Until 2017, Maine administered its own test based primarily on Maine law. That year, the state joined more than 38 other jurisdictions in using the Uniform Bar Exam, based primarily on federal law, after a commission recommended the change.
At the time, the Board of Bar Examiners set Maine’s passing score at 276 out of 400, the second highest in the nation, because it was the equivalent of the 138 passing score for Maine’s previous exam.
But the board lowered the passing score to 270 — the same score required for passage in New Hampshire, Vermont and Massachusetts — before the February 2020 test. Six states that use the uniform test require higher passing scores, and 18 require lower scores.
The Uniform Bar Exam allows those who pass it in Maine to be licensed in other states that administer the same test and set the same passing score, and vice versa.
The national push to raise bar passage rates came from the American Bar Association’s accrediting arm, which approved a new rule in May 2019 requiring that 75 percent of law school graduates pass a bar exam within two years of graduation. It gave law schools, including the University of Maine School of Law, two years to comply or risk losing their accreditation.

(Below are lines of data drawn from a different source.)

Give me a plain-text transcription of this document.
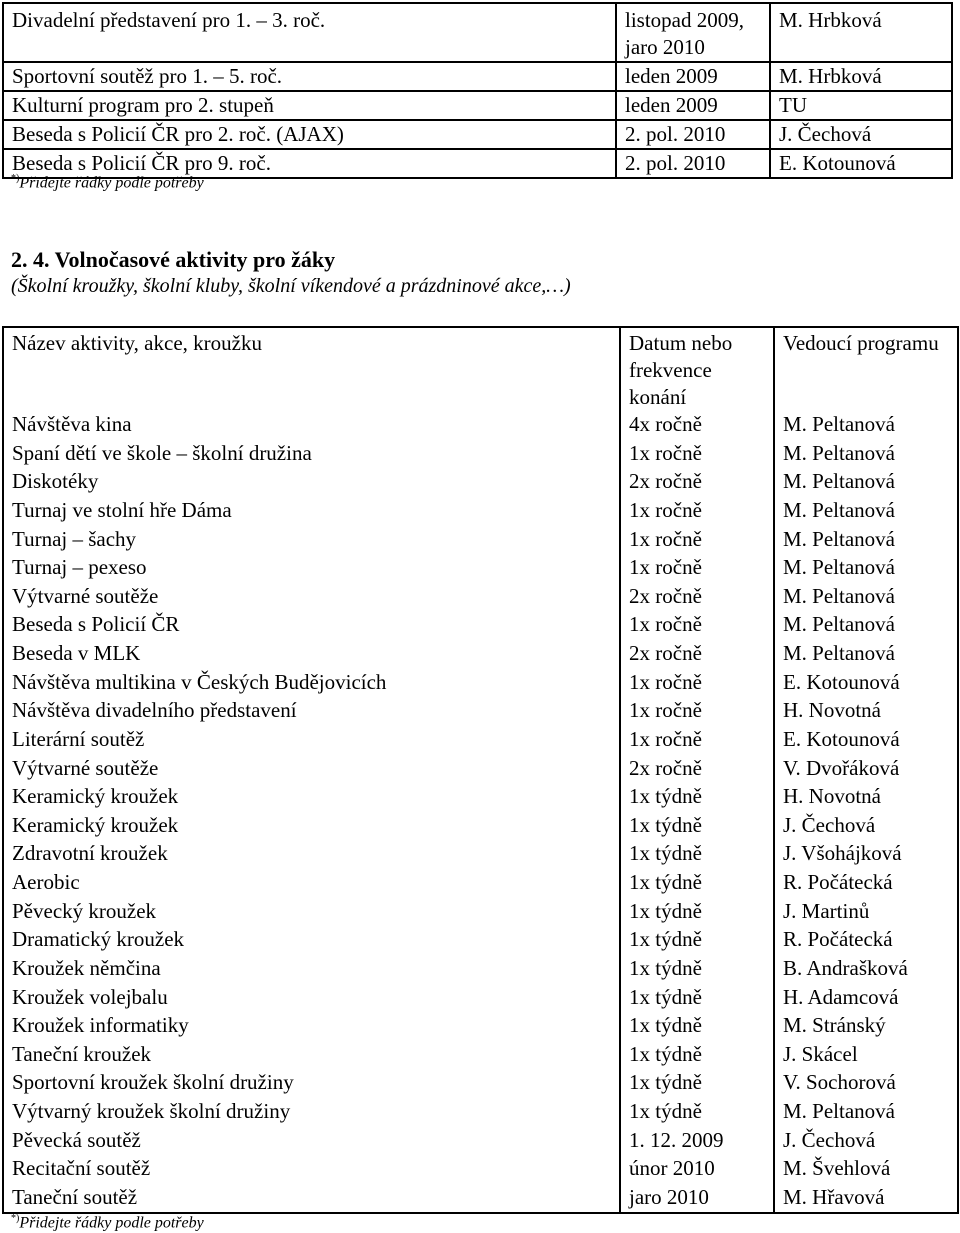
Divadelní představení pro 1. – 3. roč.	listopad 2009, jaro 2010	M. Hrbková
Sportovní soutěž pro 1. – 5. roč.	leden 2009	M. Hrbková
Kulturní program pro 2. stupeň	leden 2009	TU
Beseda s Policií ČR pro 2. roč. (AJAX)	2. pol. 2010	J. Čechová
Beseda s Policií ČR pro 9. roč.	2. pol. 2010	E. Kotounová
*)Přidejte řádky podle potřeby
2. 4. Volnočasové aktivity pro žáky
(Školní kroužky, školní kluby, školní víkendové a prázdninové akce,…)
Název aktivity, akce, kroužku	Datum nebo frekvence konání	Vedoucí programu
Návštěva kina	4x ročně	M. Peltanová
Spaní dětí ve škole – školní družina	1x ročně	M. Peltanová
Diskotéky	2x ročně	M. Peltanová
Turnaj ve stolní hře Dáma	1x ročně	M. Peltanová
Turnaj – šachy	1x ročně	M. Peltanová
Turnaj – pexeso	1x ročně	M. Peltanová
Výtvarné soutěže	2x ročně	M. Peltanová
Beseda s Policií ČR	1x ročně	M. Peltanová
Beseda v MLK	2x ročně	M. Peltanová
Návštěva multikina v Českých Budějovicích	1x ročně	E. Kotounová
Návštěva divadelního představení	1x ročně	H. Novotná
Literární soutěž	1x ročně	E. Kotounová
Výtvarné soutěže	2x ročně	V. Dvořáková
Keramický kroužek	1x týdně	H. Novotná
Keramický kroužek	1x týdně	J. Čechová
Zdravotní kroužek	1x týdně	J. Všohájková
Aerobic	1x týdně	R. Počátecká
Pěvecký kroužek	1x týdně	J. Martinů
Dramatický kroužek	1x týdně	R. Počátecká
Kroužek němčina	1x týdně	B. Andrašková
Kroužek volejbalu	1x týdně	H. Adamcová
Kroužek informatiky	1x týdně	M. Stránský
Taneční kroužek	1x týdně	J. Skácel
Sportovní kroužek školní družiny	1x týdně	V. Sochorová
Výtvarný kroužek školní družiny	1x týdně	M. Peltanová
Pěvecká soutěž	1. 12. 2009	J. Čechová
Recitační soutěž	únor 2010	M. Švehlová
Taneční soutěž	jaro 2010	M. Hřavová
*)Přidejte řádky podle potřeby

About half the lawyers who practice in the state graduated from Maine Law, which did not have a full-time program until last year that focused on helping first-year students adjust to law school and third-year students to pass the bar exam.
Today, Greg Bordelon, the director of Maine Law’s academic success program, helps students in their final year prepare for the bar exam, helping them become familiar with the structure of the exam itself, and refine their approach to studying for it.

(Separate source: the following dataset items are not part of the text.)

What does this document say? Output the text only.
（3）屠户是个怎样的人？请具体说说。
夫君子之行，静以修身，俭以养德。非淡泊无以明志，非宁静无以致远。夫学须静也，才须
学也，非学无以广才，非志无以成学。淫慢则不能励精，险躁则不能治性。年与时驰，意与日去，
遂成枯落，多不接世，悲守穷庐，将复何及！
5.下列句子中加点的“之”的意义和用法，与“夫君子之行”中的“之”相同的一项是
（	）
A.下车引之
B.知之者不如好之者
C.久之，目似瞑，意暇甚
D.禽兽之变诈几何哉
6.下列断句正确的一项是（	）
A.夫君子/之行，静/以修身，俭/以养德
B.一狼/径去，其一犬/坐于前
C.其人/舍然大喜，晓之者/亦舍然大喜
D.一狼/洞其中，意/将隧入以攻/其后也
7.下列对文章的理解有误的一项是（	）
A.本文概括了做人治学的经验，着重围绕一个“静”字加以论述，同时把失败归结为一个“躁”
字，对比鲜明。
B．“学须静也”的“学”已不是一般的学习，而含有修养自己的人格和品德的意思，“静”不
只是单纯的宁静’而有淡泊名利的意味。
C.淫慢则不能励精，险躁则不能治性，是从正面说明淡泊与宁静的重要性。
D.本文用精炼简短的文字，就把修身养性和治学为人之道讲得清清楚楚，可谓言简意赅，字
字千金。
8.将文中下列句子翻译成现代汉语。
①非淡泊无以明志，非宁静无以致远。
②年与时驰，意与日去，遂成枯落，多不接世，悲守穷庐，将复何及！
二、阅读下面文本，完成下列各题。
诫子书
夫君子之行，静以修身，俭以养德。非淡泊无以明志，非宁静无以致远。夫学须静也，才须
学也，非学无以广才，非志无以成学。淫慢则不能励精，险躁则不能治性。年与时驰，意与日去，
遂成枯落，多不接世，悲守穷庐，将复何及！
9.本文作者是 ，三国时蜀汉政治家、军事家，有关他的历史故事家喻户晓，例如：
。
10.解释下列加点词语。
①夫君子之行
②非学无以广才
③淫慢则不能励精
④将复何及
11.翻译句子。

Bordelon also has instituted a coaching program through which recent Maine Law graduates work closely with those studying to take the bar exam. The lawyers check in with the students every week, share exam strategies and encourage them.
Being able to talk with a lawyer who’d taken the exam was helpful in studying for the exam and helped her process her own test anxiety, Estes said.

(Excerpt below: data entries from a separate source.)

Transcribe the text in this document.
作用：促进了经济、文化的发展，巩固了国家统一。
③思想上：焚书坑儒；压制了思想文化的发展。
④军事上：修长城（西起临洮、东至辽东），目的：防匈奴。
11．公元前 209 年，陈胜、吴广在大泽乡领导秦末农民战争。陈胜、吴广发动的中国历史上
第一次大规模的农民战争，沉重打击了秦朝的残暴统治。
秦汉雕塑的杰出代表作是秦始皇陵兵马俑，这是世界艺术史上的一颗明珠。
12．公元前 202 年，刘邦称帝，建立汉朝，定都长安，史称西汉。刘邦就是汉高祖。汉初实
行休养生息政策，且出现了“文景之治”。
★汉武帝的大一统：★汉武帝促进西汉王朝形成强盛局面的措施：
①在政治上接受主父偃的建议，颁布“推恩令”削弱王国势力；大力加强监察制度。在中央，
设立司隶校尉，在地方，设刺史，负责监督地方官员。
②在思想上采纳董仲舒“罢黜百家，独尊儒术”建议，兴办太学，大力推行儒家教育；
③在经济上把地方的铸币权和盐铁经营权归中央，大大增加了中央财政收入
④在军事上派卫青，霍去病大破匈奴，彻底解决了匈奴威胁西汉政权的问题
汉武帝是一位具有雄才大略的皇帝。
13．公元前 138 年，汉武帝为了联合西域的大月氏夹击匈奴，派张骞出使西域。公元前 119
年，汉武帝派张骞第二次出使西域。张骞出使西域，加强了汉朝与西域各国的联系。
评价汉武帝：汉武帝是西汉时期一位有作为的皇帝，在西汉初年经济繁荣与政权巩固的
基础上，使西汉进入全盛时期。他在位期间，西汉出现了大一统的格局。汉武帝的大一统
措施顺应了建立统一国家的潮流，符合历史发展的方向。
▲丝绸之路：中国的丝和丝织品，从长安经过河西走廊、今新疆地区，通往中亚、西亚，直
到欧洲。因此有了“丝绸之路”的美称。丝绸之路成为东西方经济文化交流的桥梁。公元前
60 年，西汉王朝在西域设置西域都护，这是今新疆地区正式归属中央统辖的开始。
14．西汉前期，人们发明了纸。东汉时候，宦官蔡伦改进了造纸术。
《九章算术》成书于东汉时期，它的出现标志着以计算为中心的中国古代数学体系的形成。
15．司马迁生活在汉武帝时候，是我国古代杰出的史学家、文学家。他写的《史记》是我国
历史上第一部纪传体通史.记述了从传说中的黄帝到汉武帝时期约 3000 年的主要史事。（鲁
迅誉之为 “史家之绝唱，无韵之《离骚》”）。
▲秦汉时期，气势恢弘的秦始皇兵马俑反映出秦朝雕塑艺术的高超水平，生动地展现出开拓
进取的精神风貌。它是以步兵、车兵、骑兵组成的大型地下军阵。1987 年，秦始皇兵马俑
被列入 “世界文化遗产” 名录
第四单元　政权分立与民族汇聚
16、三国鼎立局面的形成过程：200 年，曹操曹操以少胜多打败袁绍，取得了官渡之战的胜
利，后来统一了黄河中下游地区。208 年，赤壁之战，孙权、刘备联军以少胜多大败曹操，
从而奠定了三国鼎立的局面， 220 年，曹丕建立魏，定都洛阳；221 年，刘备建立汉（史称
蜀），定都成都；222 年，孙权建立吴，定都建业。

As exam time draws nearer, Bordelon spends time reassuring students and calming jittery nerves.
“The smaller instances of stress that examinees experience are good because it’s their brains preparing their body for the physical endurance of taking the exam; it means they are ready,” he said.
Tim Feeley, 45, of Brunswick reached out to Bordelon about two weeks before the September exam.
“I was freaking out, especially about the essay portion of the test,” said Feeley, who works for Gov. Janet Mills as a policy adviser. “Greg looked at my essays and really helped me with my mental state.”
Feeley, who passed, said that Maine Law made a good decision in creating Bordelon’s position in July 2019.
“The law school really stepped up and realized it’s not just about teaching during three years of law school,” he said. “It’s about three years of law school and the bar exam.”
Feeley and Estes both said that having an extra two months to study, since this year’s exam was delayed, was helpful, but both were concerned about possible exposure to COVID-19 from taking the two-day test in a hotel conference room. However, once they arrived, the precautions put in place by the board of examiners, including social distancing, put them at ease and allowed them to focus on the exam.
An improved bar passage rate could make Maine Law more attractive to students and help increase enrollment. This year, the school is ranked 122 out of 194 law schools, according to U.S. News and World Report. That ranking is based, in part, on the school’s bar passage rate.
It’s too soon to tell if the higher passage rate will persist and how an increase will affect Maine Law’s ranking, much less whether enrollment will grow because of it.
The credit for the increase in the bar passage rate goes to the students, Saufley said, “who worked so hard for more than three years to achieve this objective indicator of achievement.”
Correction: A previous version of this story and photo captions misspelled Kayla Estes’ last name.